Causes of eye floaters
Eye floaters and flashes are mainly caused by the changes in the protein fibers (collagen). These changes are part of the aging process. Collagen is the protein that makes up the vitreous of the eye. Floaters are flecks of collagen that shrink as you age. Once they shrink to little shreds, they bind together to cast shadows on the retina of the eye. Although very rare and unlikely, floaters may be caused by eye injury, diabetic retinopathy, eye tumors, or deposits in the vitreous.

Eye floaters may be of different shapes and sizes. They may be in the form of black or grey dots, thread-like structures, rings, cobwebs, or squiggly lines. These changes in collagen can happen at any age, but 50 to 75 years is the most likely age range when they can occur.

Eye floaters treatment
When you start noticing a large number or large-sized floaters or rapid changes in floaters, you need to consult a doctor immediately.
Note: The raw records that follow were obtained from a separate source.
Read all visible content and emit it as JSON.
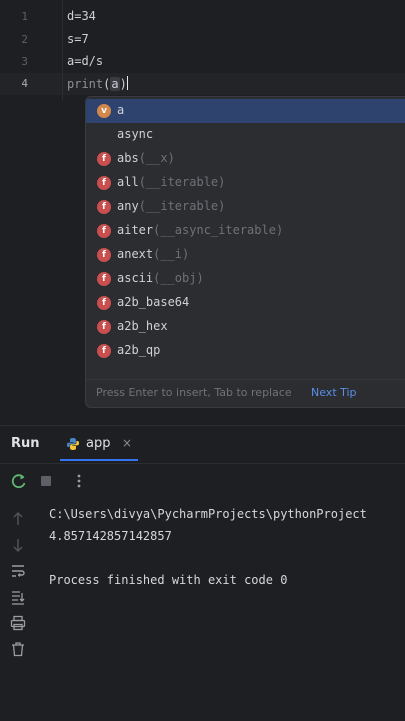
{
  "editor": {
    "lines": [
      {
        "num": "1",
        "text": "d=34"
      },
      {
        "num": "2",
        "text": "s=7"
      },
      {
        "num": "3",
        "text": "a=d/s"
      },
      {
        "num": "4",
        "fn": "print",
        "open": "(",
        "arg": "a",
        "close": ")"
      }
    ]
  },
  "completion": {
    "items": [
      {
        "icon": "v",
        "label": "a",
        "sig": ""
      },
      {
        "icon": "",
        "label": "async",
        "sig": ""
      },
      {
        "icon": "f",
        "label": "abs",
        "sig": "(__x)"
      },
      {
        "icon": "f",
        "label": "all",
        "sig": "(__iterable)"
      },
      {
        "icon": "f",
        "label": "any",
        "sig": "(__iterable)"
      },
      {
        "icon": "f",
        "label": "aiter",
        "sig": "(__async_iterable)"
      },
      {
        "icon": "f",
        "label": "anext",
        "sig": "(__i)"
      },
      {
        "icon": "f",
        "label": "ascii",
        "sig": "(__obj)"
      },
      {
        "icon": "f",
        "label": "a2b_base64",
        "sig": ""
      },
      {
        "icon": "f",
        "label": "a2b_hex",
        "sig": ""
      },
      {
        "icon": "f",
        "label": "a2b_qp",
        "sig": ""
      }
    ],
    "footer_hint": "Press Enter to insert, Tab to replace",
    "footer_link": "Next Tip"
  },
  "run": {
    "title": "Run",
    "tab_name": "app",
    "tab_close": "×",
    "output": [
      "C:\\Users\\divya\\PycharmProjects\\pythonProject",
      "4.857142857142857",
      "",
      "Process finished with exit code 0"
    ]
  },
  "colors": {
    "editor_bg": "#1e1f22",
    "popup_bg": "#2b2d30",
    "selection": "#2e436e",
    "function_icon": "#c94f4f",
    "variable_icon": "#d1884a",
    "link": "#5b8fe8",
    "accent": "#3574f0"
  }
}
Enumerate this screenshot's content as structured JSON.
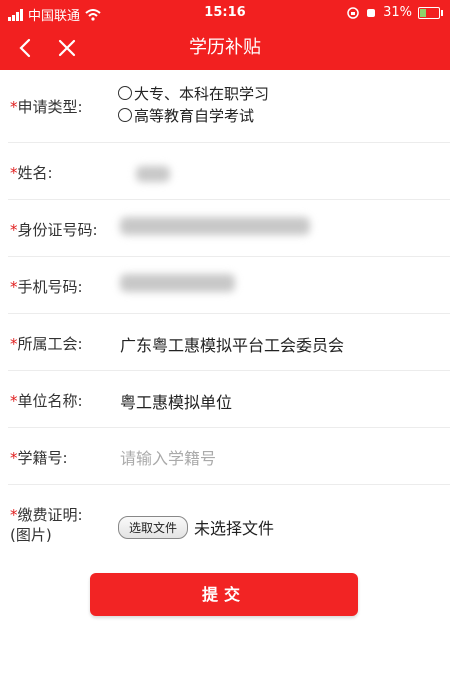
{
  "status_bar": {
    "carrier": "中国联通",
    "time": "15:16",
    "battery": "31%",
    "battery_level": 0.31
  },
  "nav": {
    "title": "学历补贴"
  },
  "form": {
    "required_mark": "*",
    "apply_type": {
      "label": "申请类型:",
      "options": [
        "大专、本科在职学习",
        "高等教育自学考试"
      ]
    },
    "name": {
      "label": "姓名:"
    },
    "id_number": {
      "label": "身份证号码:"
    },
    "phone": {
      "label": "手机号码:"
    },
    "union": {
      "label": "所属工会:",
      "value": "广东粤工惠模拟平台工会委员会"
    },
    "unit": {
      "label": "单位名称:",
      "value": "粤工惠模拟单位"
    },
    "student_no": {
      "label": "学籍号:",
      "placeholder": "请输入学籍号"
    },
    "payment_proof": {
      "label": "缴费证明:",
      "sublabel": "(图片)",
      "button": "选取文件",
      "status": "未选择文件"
    }
  },
  "submit_label": "提交"
}
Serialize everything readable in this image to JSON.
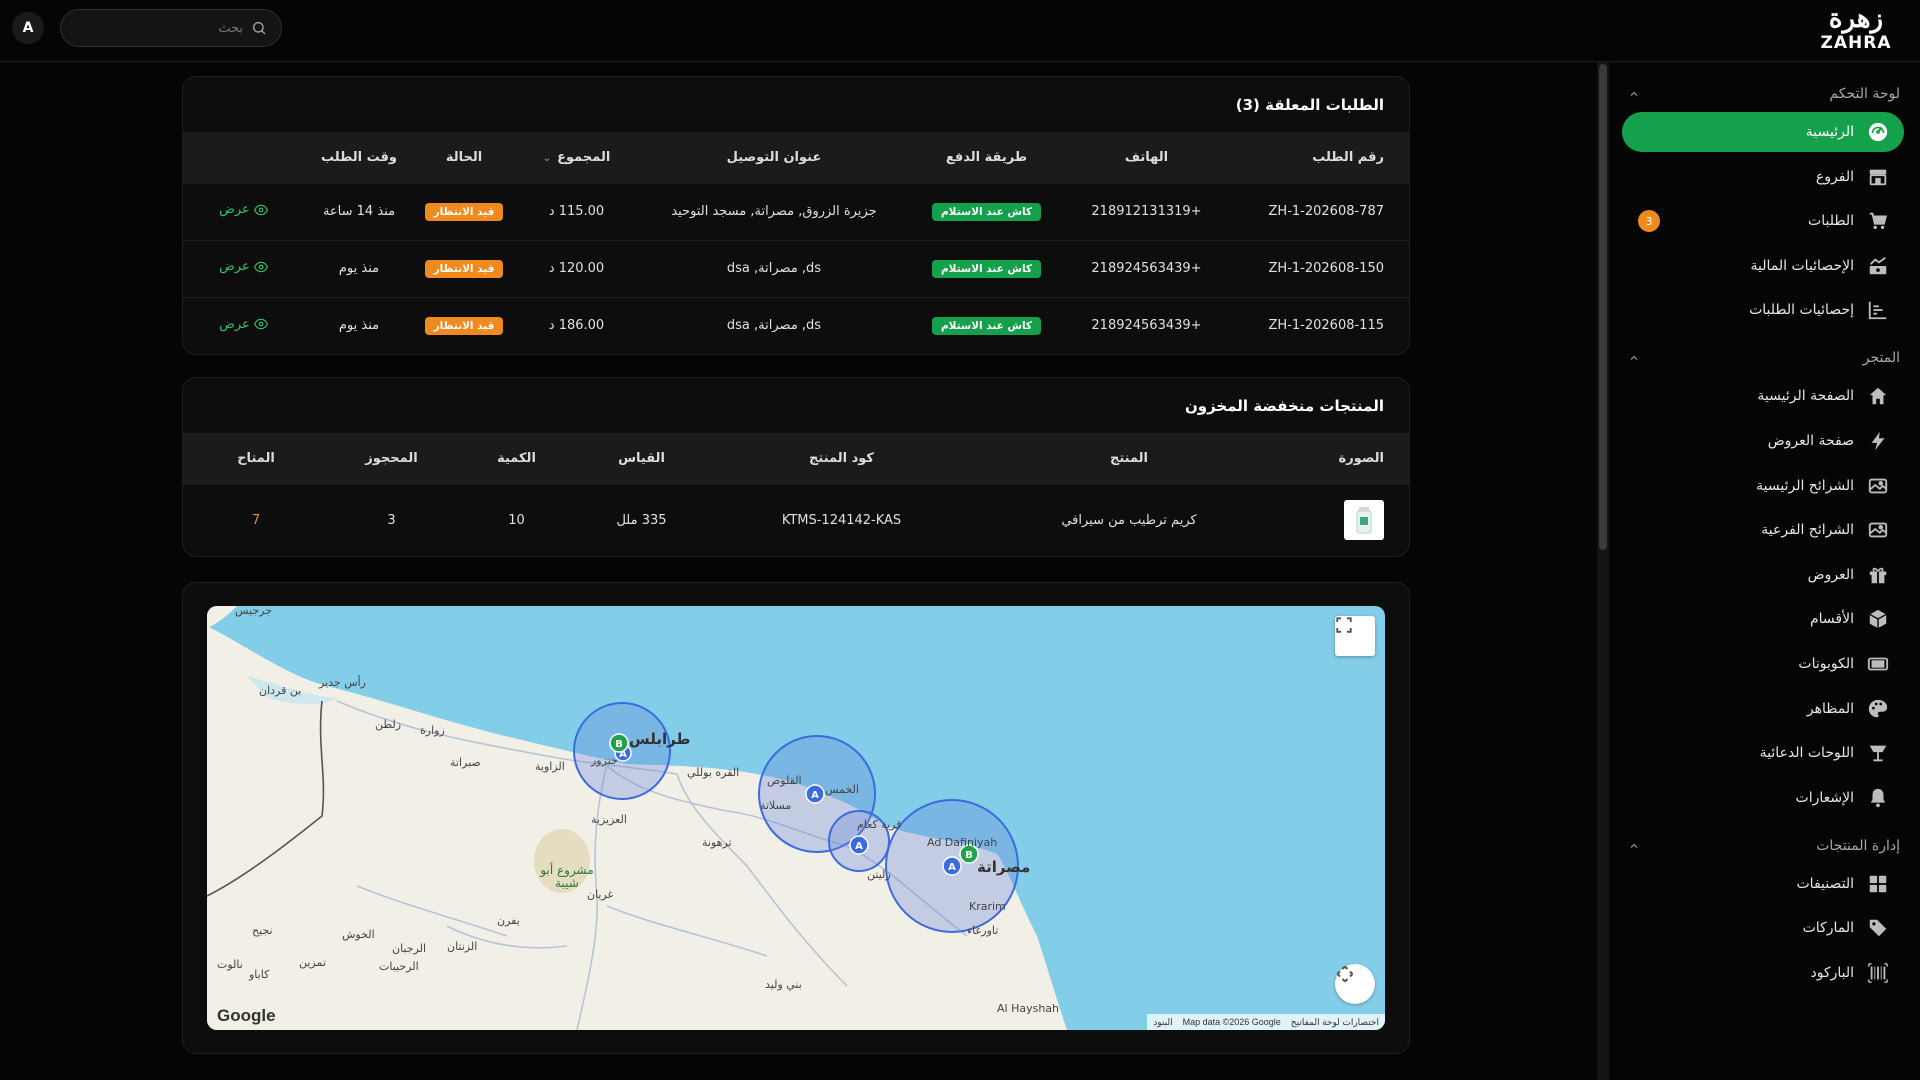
{
  "header": {
    "avatar_letter": "A",
    "search_placeholder": "بحث",
    "logo_ar": "زهرة",
    "logo_en": "ZAHRA"
  },
  "sidebar": {
    "groups": [
      {
        "title": "لوحة التحكم",
        "items": [
          {
            "label": "الرئيسية",
            "icon": "dashboard-icon",
            "active": true
          },
          {
            "label": "الفروع",
            "icon": "store-icon"
          },
          {
            "label": "الطلبات",
            "icon": "cart-icon",
            "badge": "3"
          },
          {
            "label": "الإحصائيات المالية",
            "icon": "finance-chart-icon"
          },
          {
            "label": "إحصائيات الطلبات",
            "icon": "bar-list-icon"
          }
        ]
      },
      {
        "title": "المتجر",
        "items": [
          {
            "label": "الصفحة الرئيسية",
            "icon": "home-icon"
          },
          {
            "label": "صفحة العروض",
            "icon": "lightning-icon"
          },
          {
            "label": "الشرائح الرئيسية",
            "icon": "image-icon"
          },
          {
            "label": "الشرائح الفرعية",
            "icon": "image-icon"
          },
          {
            "label": "العروض",
            "icon": "gift-icon"
          },
          {
            "label": "الأقسام",
            "icon": "box-icon"
          },
          {
            "label": "الكوبونات",
            "icon": "ticket-icon"
          },
          {
            "label": "المظاهر",
            "icon": "palette-icon"
          },
          {
            "label": "اللوحات الدعائية",
            "icon": "billboard-icon"
          },
          {
            "label": "الإشعارات",
            "icon": "bell-icon"
          }
        ]
      },
      {
        "title": "إدارة المنتجات",
        "items": [
          {
            "label": "التصنيفات",
            "icon": "grid-icon"
          },
          {
            "label": "الماركات",
            "icon": "tag-icon"
          },
          {
            "label": "الباركود",
            "icon": "barcode-icon"
          }
        ]
      }
    ]
  },
  "pending_orders": {
    "title": "الطلبات المعلقة (3)",
    "columns": [
      "رقم الطلب",
      "الهاتف",
      "طريقة الدفع",
      "عنوان التوصيل",
      "المجموع",
      "الحالة",
      "وقت الطلب",
      ""
    ],
    "view_label": "عرض",
    "rows": [
      {
        "id": "ZH-1-202608-787",
        "phone": "+218912131319",
        "payment": "كاش عند الاستلام",
        "address": "جزيرة الزروق, مصراتة, مسجد التوحيد",
        "total": "115.00 د",
        "status": "قيد الانتظار",
        "time": "منذ 14 ساعة"
      },
      {
        "id": "ZH-1-202608-150",
        "phone": "+218924563439",
        "payment": "كاش عند الاستلام",
        "address": "ds, مصراتة, dsa",
        "total": "120.00 د",
        "status": "قيد الانتظار",
        "time": "منذ يوم"
      },
      {
        "id": "ZH-1-202608-115",
        "phone": "+218924563439",
        "payment": "كاش عند الاستلام",
        "address": "ds, مصراتة, dsa",
        "total": "186.00 د",
        "status": "قيد الانتظار",
        "time": "منذ يوم"
      }
    ]
  },
  "low_stock": {
    "title": "المنتجات منخفضة المخزون",
    "columns": [
      "الصورة",
      "المنتج",
      "كود المنتج",
      "القياس",
      "الكمية",
      "المحجوز",
      "المتاح"
    ],
    "rows": [
      {
        "product": "كريم ترطيب من سيرافي",
        "code": "KTMS-124142-KAS",
        "size": "335 ملل",
        "qty": "10",
        "reserved": "3",
        "available": "7"
      }
    ]
  },
  "map": {
    "google_label": "Google",
    "attribution": [
      "البنود",
      "Map data ©2026 Google",
      "اختصارات لوحة المفاتيح"
    ],
    "cities": [
      "رأس جدير",
      "بن قردان",
      "زلطن",
      "زوارة",
      "صبراتة",
      "الزاوية",
      "طرابلس",
      "جنزور",
      "القره بوللي",
      "العزيزية",
      "مشروع أبو شيبة",
      "غريان",
      "يفرن",
      "الزنتان",
      "الرحيبات",
      "الخوش",
      "نالوت",
      "كاباو",
      "نجيح",
      "تمزين",
      "الرجبان",
      "ترهونة",
      "الخمس",
      "القلوص",
      "مسلاتة",
      "زليتن",
      "قرية كعام",
      "Ad Dafiniyah",
      "مصراتة",
      "Krarim",
      "تاورغاء",
      "بني وليد",
      "Al Hayshah",
      "جرجيس"
    ],
    "markers": [
      "A",
      "B"
    ]
  },
  "colors": {
    "accent": "#15a04b",
    "warning": "#f0891e",
    "background": "#050505",
    "card": "#0d0d0d"
  }
}
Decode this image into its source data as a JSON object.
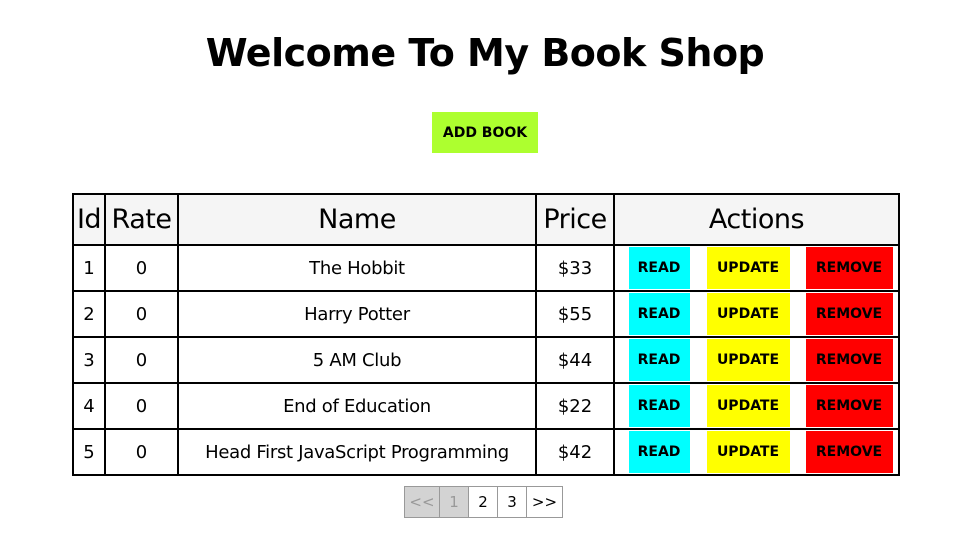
{
  "header": {
    "title": "Welcome To My Book Shop",
    "add_book_label": "ADD BOOK"
  },
  "table": {
    "columns": [
      "Id",
      "Rate",
      "Name",
      "Price",
      "Actions"
    ],
    "rows": [
      {
        "id": "1",
        "rate": "0",
        "name": "The Hobbit",
        "price": "$33"
      },
      {
        "id": "2",
        "rate": "0",
        "name": "Harry Potter",
        "price": "$55"
      },
      {
        "id": "3",
        "rate": "0",
        "name": "5 AM Club",
        "price": "$44"
      },
      {
        "id": "4",
        "rate": "0",
        "name": "End of Education",
        "price": "$22"
      },
      {
        "id": "5",
        "rate": "0",
        "name": "Head First JavaScript Programming",
        "price": "$42"
      }
    ],
    "actions": {
      "read_label": "READ",
      "update_label": "UPDATE",
      "remove_label": "REMOVE"
    }
  },
  "pagination": {
    "first_label": "<<",
    "pages": [
      "1",
      "2",
      "3"
    ],
    "current_page": "1",
    "next_label": ">>"
  },
  "colors": {
    "add_book": "#adff2f",
    "read": "#00ffff",
    "update": "#ffff00",
    "remove": "#ff0000",
    "header_bg": "#f5f5f5"
  }
}
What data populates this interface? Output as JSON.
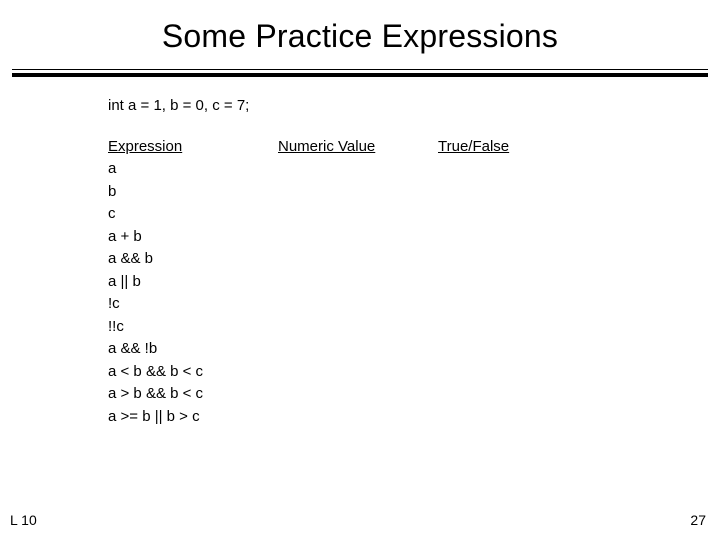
{
  "title": "Some Practice Expressions",
  "declaration": "int a = 1, b = 0, c = 7;",
  "headers": {
    "expression": "Expression",
    "numeric": "Numeric Value",
    "truefalse": "True/False"
  },
  "expressions": [
    "a",
    "b",
    "c",
    "a + b",
    "a && b",
    "a || b",
    "!c",
    "!!c",
    "a && !b",
    "a < b && b < c",
    "a > b && b < c",
    "a >= b || b > c"
  ],
  "footer": {
    "left": "L 10",
    "right": "27"
  }
}
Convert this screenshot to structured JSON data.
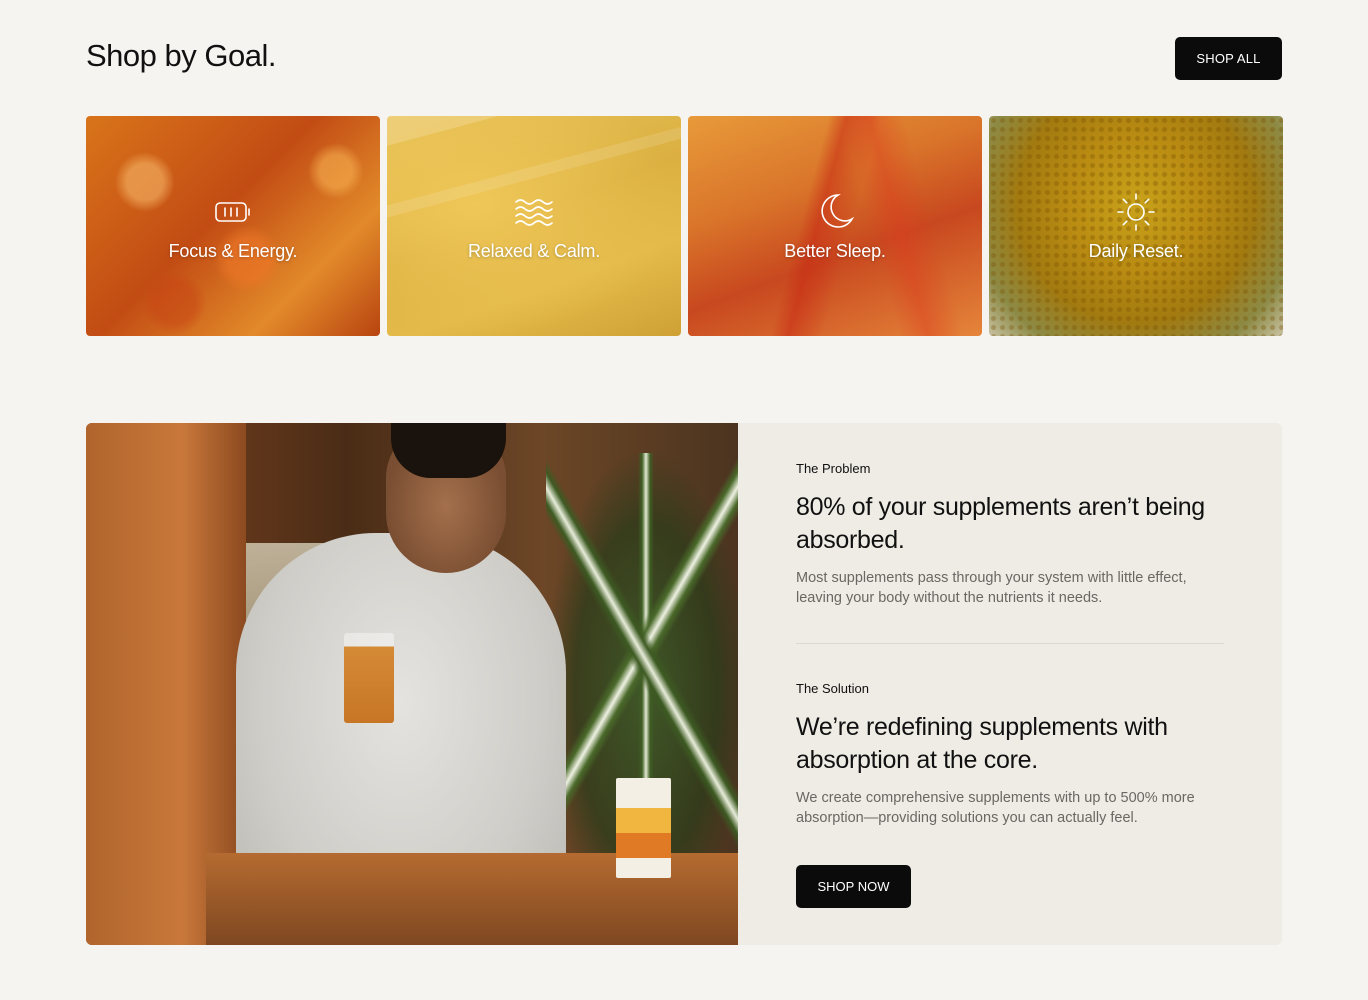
{
  "header": {
    "title": "Shop by Goal.",
    "shop_all_label": "SHOP ALL"
  },
  "goals": [
    {
      "label": "Focus & Energy.",
      "icon": "battery-icon"
    },
    {
      "label": "Relaxed & Calm.",
      "icon": "waves-icon"
    },
    {
      "label": "Better Sleep.",
      "icon": "moon-icon"
    },
    {
      "label": "Daily Reset.",
      "icon": "sun-icon"
    }
  ],
  "feature": {
    "problem": {
      "eyebrow": "The Problem",
      "heading": "80% of your supplements aren’t being absorbed.",
      "body": "Most supplements pass through your system with little effect, leaving your body without the nutrients it needs."
    },
    "solution": {
      "eyebrow": "The Solution",
      "heading": "We’re redefining supplements with absorption at the core.",
      "body": "We create comprehensive supplements with up to 500% more absorption—providing solutions you can actually feel."
    },
    "shop_now_label": "SHOP NOW"
  },
  "colors": {
    "page_bg": "#f6f4f1",
    "button_bg": "#0b0b0b",
    "panel_bg": "#efebe5"
  }
}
Flashes of light, loss of side vision, eye pain, or rapid changes in floaters are a cause of concern and require immediate medical help.

The treatment would depend on what causes eye floaters. Benign floaters do not require any treatment. Shifting your focus will help get rid of them. Too large floaters or too many floaters may, however, require surgical treatment.

Eye floaters do not cause any pain. Most people who experience eye floaters learn to live with them since they do not interfere with their vision. Age-related change in the protein composition of the vitreous is what causes eye floaters. People with nearsightedness or who have just had a cataract surgery are more susceptible to developing eye floaters.